According to the figures provided by Visit Pensacola, tourism reaches outside the hospitality industry. Visitors to Escambia County in 2016, the latest figures availabl, spent more than $787 million. When the 2017 figures are released in about six weeks, Nicholson expects that figure to surpass the $800 million mark.

“If we pace that out, we’re going to be a billion dollar tourism economy in 2022-2023 time frame-ish,” said Nicholson. “A billion dollar economy in Pensacola. That builds a lot of roads; provides for a lot of schools.”

Nicholson adds that almost half, 46 percent, of all property taxes in Pensacola are paid through accommodations generating revenue from the bed tax.

Another part of the campaign will describe the impact of the more than 23,000 hospitality-related jobs on the Pensacola area’s economy. Nicholson says $380 million in wages and salaries were plowed back into the local economy in 2016.

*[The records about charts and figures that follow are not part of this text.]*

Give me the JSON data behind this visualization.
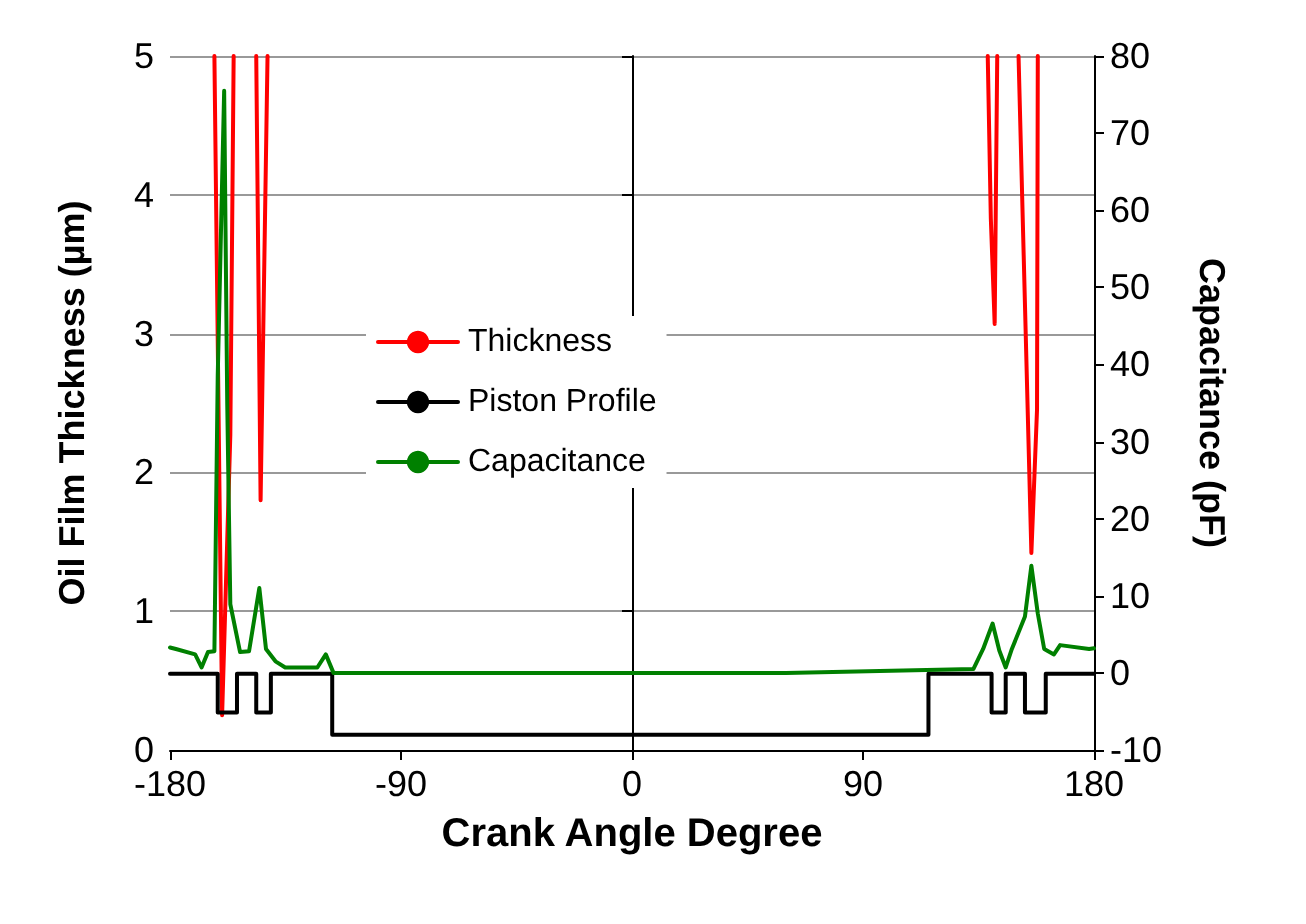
{
  "chart_data": {
    "type": "line",
    "xlabel": "Crank Angle Degree",
    "ylabel": "Oil Film Thickness (µm)",
    "y2label": "Capacitance (pF)",
    "xlim": [
      -180,
      180
    ],
    "xticks": [
      -180,
      -90,
      0,
      90,
      180
    ],
    "ylim": [
      0,
      5
    ],
    "yticks": [
      0,
      1,
      2,
      3,
      4,
      5
    ],
    "y2lim": [
      -10,
      80
    ],
    "y2ticks": [
      -10,
      0,
      10,
      20,
      30,
      40,
      50,
      60,
      70,
      80
    ],
    "grid": "y",
    "legend": "left",
    "marker": "none",
    "line_style": "solid",
    "series": [
      {
        "name": "Thickness",
        "color": "#ff0000",
        "x": [
          -162.7,
          -159.7,
          -156.5,
          -155.2,
          -150,
          -146.4,
          -144.7,
          -142,
          0,
          138.6,
          139.8,
          141.3,
          142.3,
          146,
          150.6,
          155.6,
          157.8,
          158.1
        ],
        "values": [
          5,
          0.25,
          2.27,
          5,
          null,
          5,
          1.8,
          5,
          null,
          5,
          3.83,
          3.07,
          5,
          null,
          5,
          1.42,
          2.45,
          5
        ]
      },
      {
        "name": "Piston Profile",
        "color": "#000000",
        "x": [
          -180,
          -161.4,
          -161.4,
          -153.9,
          -153.9,
          -146.4,
          -146.4,
          -140.7,
          -140.7,
          -116.8,
          -116.8,
          115.5,
          115.5,
          140.1,
          140.1,
          145.6,
          145.6,
          153.1,
          153.1,
          161.2,
          161.2,
          180
        ],
        "values": [
          0.55,
          0.55,
          0.27,
          0.27,
          0.55,
          0.55,
          0.27,
          0.27,
          0.55,
          0.55,
          0.11,
          0.11,
          0.55,
          0.55,
          0.27,
          0.27,
          0.55,
          0.55,
          0.27,
          0.27,
          0.55,
          0.55
        ]
      },
      {
        "name": "Capacitance",
        "color": "#008000",
        "axis": "y2",
        "x": [
          -180,
          -177.7,
          -170.2,
          -167.7,
          -165.2,
          -162.7,
          -161.4,
          -158.9,
          -157.7,
          -156.5,
          -152.7,
          -149.2,
          -145.2,
          -142.6,
          -138.9,
          -135.1,
          -122.6,
          -119.3,
          -116.3,
          -60,
          0,
          60,
          133,
          136.8,
          140.5,
          143.1,
          145.6,
          148,
          153.1,
          155.6,
          158.1,
          160.6,
          164.4,
          166.8,
          178.1,
          180
        ],
        "values": [
          3.3,
          3.1,
          2.4,
          0.7,
          2.7,
          2.8,
          38.6,
          75.5,
          35,
          8.9,
          2.7,
          2.8,
          11,
          3.1,
          1.5,
          0.7,
          0.7,
          2.4,
          0,
          0,
          0,
          0,
          0.5,
          3.1,
          6.4,
          2.9,
          0.7,
          3.1,
          7.3,
          13.9,
          7.7,
          3.1,
          2.4,
          3.6,
          3.1,
          3.2
        ]
      }
    ]
  }
}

“I expect that number to be over $400 million in 2017,” Nicholson said. “As you can imagine, I’m waiting for the ink to dry on that report.

As mentioned earlier, the campaign will also focus on “Quality of Place” and how it can be improved through the tourism industry.

“In Escambia County, hospitality is more than just hotels and restaurants,” said Nicholson. “It’s more than fishing charters. We have bankers who are supportive of our hotels; we have interior designers, engineers and architects. You can see how it reaches out into the entire economy.”

As the new campaign begins, other figures from Visit Pensacola show for every dollar spent marketing the Pensacola Bay area, the hospitality industry returns three dollars in taxes and local businesses gain $107.